28 June 2006

Shouting or talking?

Actually, the article by Simon Tisdall is titled Shouting not talking. Its general drift is that talking is better than shouting. Unfortunately, while the idea itself is excellent, the article is less so.

The article, with its unforgettable imagery (that "sending barbed words crashing like unguided artillery shells" will be pretty hard to get rid off, I swear), says some thing that are easy to agree with, like:

Palestinian violence against Israelis, including rocket attacks launched from Gaza, is not and cannot be justified. It must cease - because it is wrong and because it hinders the realisation of Palestinian aspirations.

And:

The story is depressingly familiar: many deaths, disproportionately on the Palestinian side, both military and civilian; more destruction, more traumatised children, more ruined schools and broken homes; thousands, perhaps tens of thousands of refugees pushing across the border into Egypt; and, in all likelihood, the death of the very soldier Mr Olmert wants to save.
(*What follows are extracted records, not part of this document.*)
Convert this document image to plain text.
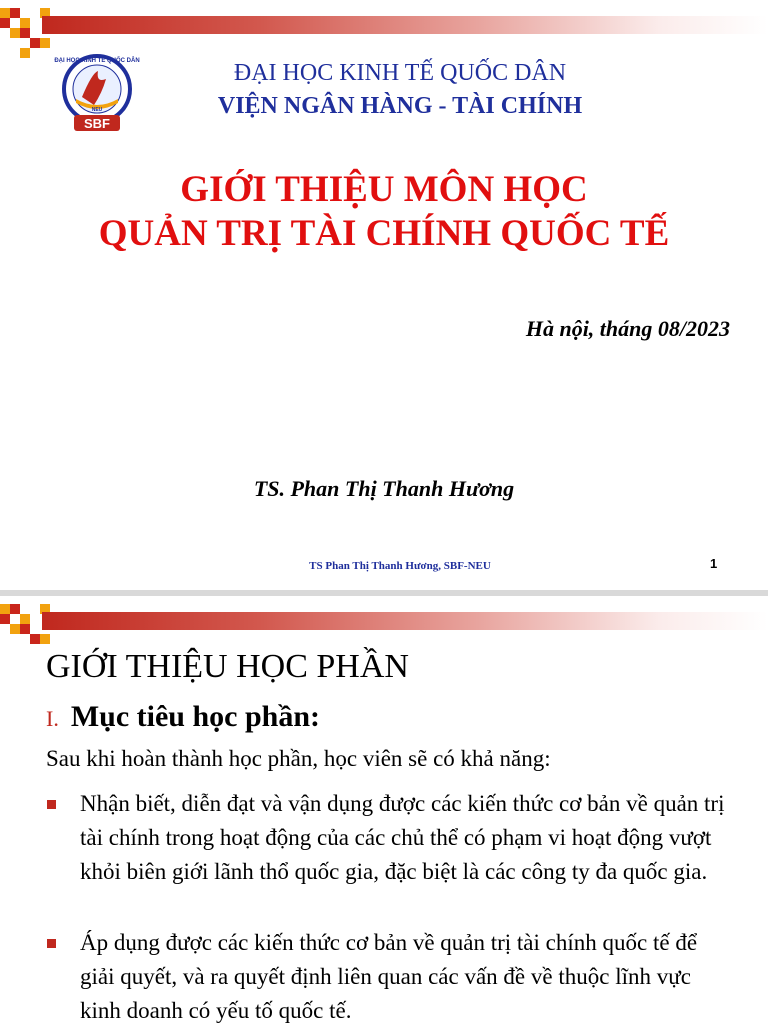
ĐẠI HỌC KINH TẾ QUỐC DÂN
NEU
SBF
ĐẠI HỌC KINH TẾ QUỐC DÂN
VIỆN NGÂN HÀNG - TÀI CHÍNH
GIỚI THIỆU MÔN HỌC
QUẢN TRỊ TÀI CHÍNH QUỐC TẾ
Hà nội, tháng 08/2023
TS. Phan Thị Thanh Hương
TS Phan Thị Thanh Hương, SBF-NEU	1
GIỚI THIỆU HỌC PHẦN
I. Mục tiêu học phần:
Sau khi hoàn thành học phần, học viên sẽ có khả năng:
Nhận biết, diễn đạt và vận dụng được các kiến thức cơ bản về quản trị tài chính trong hoạt động của các chủ thể có phạm vi hoạt động vượt khỏi biên giới lãnh thổ quốc gia, đặc biệt là các công ty đa quốc gia.
Áp dụng được các kiến thức cơ bản về quản trị tài chính quốc tế để giải quyết, và ra quyết định liên quan các vấn đề về thuộc lĩnh vực kinh doanh có yếu tố quốc tế.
Otherwise, it is the usual mealy-mouthed jumble of platitudes and, yes, barbed words. True, they do not crash like artillery shells, but still... To start with the sentence that is chosen as a subtitle:

Israel is in danger not of obliteration by 'Islamic extremists' but of delegitimisation by its own polices and actions.

That's one brilliant start of an article on peace and war. Do we need or ask for a confirmation of our legitimacy (even if it is to appear in Guardian)? I doubt, but Mr Tindall knows better how to start talking. And when started, he does not care much for logic or common sense:

But all the angry adjectives in the world cannot hide the fact that Mr Olmert also carries heavy responsibility for the latest mayhem, as well as the plight of Cpl Shalit.

To make it clear - this "latest mayhem" is the IDF incursion in Gaza that started today. Granted, it is Olmert's ultimate responsibility. But how Olmert is framed as guilty for an attack on a border post inside the Israeli territory and the resulting killing and kidnapping - it is a mystery that only a Guardian scribe could possibly clear.

It is his policy that keeps Gaza under siege and almost constant bombardment.

Yep, and the steady rain of Qassams that already took 12 lives is also instigated by this pesky Olmert, of course. In Guardian book there is no chicken, only an egg...

And more and more of the same. So it is better to finish by this quote:

Mr Olmert should stop shouting and start talking.

Mr Olmert has decided that it is time to stop both shouting and talking. Cannot say I am happy with this decision, but I suspect that nobody is. Nobody is happy about a war.

Apparently Mr Olmert realized, unlike Mr Tisdall, that talk is cheap. Which the quoted article proves to my full satisfaction.